Sea Surface Salinity

NASA Aquarius mission

Aquarius Instrument

Aquarius was an active/passive microwave remote sensor that measured brightness temperature and radar backscatter at L-band. The antenna system’s reflector produced three beams (pointed at incidence angles 25.8°, 33.8°, and 40.3° for the inner, middle, and outer beams, respectively) to obtain measurements in a push-broom fashion from feed horns pointed perpendicular to the flight direction. The beams created three fields of view at the Earth’s surface resulting in a data swath of approximately 390km. Credit: NASA.

via https://salinity.oceansciences.org/gallery-images-more.htm?id=79

Sea Ice Concentration

  • Scanning Multichannel Microwave Radiometer (SMMR) instrument on the Nimbus-7 satellite

  • Special Sensor Microwave/Imager (SSM/I) and Special Sensor Microwave Imager/Sounder (SSMIS) and instruments on the Defense Meteorological Satellite Program’s (DMSP)

https://nsidc.org/data/smmr_ssmi

Ocean Bottom Pressure

NASA Gravity Recovery and Climate Experiment (GRACE).

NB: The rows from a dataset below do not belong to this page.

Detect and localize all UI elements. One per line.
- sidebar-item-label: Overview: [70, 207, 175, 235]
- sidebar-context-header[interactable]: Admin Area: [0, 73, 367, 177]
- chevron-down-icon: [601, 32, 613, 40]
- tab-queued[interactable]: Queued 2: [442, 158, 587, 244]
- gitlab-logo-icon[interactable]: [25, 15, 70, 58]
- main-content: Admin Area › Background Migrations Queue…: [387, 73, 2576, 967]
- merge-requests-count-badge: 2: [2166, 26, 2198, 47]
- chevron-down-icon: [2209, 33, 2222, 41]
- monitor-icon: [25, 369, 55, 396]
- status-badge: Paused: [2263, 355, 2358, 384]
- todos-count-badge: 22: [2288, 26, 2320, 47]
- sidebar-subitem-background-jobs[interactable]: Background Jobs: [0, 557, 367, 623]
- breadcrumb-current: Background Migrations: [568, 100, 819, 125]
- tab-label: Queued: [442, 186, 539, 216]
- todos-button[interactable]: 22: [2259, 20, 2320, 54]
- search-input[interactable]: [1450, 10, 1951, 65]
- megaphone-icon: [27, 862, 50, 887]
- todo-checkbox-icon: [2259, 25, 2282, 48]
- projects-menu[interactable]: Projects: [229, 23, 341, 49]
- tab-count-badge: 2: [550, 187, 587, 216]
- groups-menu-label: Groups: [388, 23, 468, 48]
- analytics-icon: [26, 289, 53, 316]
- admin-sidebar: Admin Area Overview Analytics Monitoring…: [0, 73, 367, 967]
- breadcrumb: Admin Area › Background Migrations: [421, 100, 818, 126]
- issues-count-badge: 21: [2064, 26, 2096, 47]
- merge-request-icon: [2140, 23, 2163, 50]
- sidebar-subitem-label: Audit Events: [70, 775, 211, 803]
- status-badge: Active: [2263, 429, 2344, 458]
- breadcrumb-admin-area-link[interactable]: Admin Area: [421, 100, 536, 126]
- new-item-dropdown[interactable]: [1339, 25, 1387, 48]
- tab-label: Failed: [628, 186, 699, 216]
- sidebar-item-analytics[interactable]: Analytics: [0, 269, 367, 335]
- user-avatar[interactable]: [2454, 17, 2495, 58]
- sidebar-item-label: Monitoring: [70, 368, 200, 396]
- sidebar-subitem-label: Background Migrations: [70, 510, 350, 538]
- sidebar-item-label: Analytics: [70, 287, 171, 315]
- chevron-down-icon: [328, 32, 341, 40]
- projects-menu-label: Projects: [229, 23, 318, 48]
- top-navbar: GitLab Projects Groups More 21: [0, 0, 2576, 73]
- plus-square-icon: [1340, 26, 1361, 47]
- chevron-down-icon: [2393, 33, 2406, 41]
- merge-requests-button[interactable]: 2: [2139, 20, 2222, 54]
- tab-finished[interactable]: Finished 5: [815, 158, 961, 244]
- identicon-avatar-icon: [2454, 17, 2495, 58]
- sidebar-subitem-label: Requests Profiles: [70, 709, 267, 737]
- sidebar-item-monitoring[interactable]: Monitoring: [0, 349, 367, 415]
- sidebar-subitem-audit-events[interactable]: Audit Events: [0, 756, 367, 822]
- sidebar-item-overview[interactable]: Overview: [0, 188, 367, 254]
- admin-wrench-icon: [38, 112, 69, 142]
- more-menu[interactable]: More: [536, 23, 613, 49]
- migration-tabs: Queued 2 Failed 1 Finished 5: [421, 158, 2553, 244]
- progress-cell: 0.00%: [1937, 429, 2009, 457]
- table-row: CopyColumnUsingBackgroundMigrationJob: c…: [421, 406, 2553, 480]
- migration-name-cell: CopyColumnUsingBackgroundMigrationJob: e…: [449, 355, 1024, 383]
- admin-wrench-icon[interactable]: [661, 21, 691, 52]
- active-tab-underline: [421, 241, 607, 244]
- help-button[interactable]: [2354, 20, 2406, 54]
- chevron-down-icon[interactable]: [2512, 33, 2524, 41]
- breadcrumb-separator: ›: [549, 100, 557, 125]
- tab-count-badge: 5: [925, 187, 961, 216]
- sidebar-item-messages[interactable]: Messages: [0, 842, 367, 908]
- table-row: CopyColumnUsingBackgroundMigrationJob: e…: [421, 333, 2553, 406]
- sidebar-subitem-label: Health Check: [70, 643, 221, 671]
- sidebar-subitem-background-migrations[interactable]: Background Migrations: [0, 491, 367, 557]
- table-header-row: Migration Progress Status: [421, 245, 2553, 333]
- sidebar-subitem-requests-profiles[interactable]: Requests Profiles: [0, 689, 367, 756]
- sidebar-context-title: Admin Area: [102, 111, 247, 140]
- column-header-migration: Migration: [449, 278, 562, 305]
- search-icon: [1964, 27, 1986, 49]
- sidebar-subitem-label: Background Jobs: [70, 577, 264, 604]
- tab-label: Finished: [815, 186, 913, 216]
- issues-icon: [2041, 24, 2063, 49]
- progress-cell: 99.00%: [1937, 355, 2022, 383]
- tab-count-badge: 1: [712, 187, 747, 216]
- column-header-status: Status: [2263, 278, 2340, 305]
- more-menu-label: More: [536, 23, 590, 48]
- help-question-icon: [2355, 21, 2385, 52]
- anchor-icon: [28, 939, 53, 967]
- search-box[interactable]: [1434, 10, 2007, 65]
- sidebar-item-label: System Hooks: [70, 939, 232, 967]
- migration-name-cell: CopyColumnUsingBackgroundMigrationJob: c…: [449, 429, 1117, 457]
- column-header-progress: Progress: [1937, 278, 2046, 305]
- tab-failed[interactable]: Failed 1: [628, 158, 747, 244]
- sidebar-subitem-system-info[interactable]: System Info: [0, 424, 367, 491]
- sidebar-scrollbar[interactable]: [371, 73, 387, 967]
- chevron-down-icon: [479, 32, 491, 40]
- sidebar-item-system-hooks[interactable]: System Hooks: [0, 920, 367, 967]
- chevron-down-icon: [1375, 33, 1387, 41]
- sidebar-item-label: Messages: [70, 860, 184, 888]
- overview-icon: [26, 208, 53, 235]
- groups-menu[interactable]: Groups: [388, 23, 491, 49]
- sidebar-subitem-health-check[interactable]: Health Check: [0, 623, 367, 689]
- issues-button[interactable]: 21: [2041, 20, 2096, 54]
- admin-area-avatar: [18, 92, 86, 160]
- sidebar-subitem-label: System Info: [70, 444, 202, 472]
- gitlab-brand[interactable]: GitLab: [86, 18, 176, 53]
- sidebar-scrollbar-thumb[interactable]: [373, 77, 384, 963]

Ocean Mass ↔️ Bottom Pressure

The mass of the water column at each point on the Earth’s surface is given by

\[ M = \int_{-H}^\eta \rho dz \]

and, via the hydrostatic balance, the ocean bottom pressure is just

\[ p_{bot} = M g \ . \]

The GRACE mission measures slight changes in Earth’s gravitational field, which are due to fluctuations in ocean mass.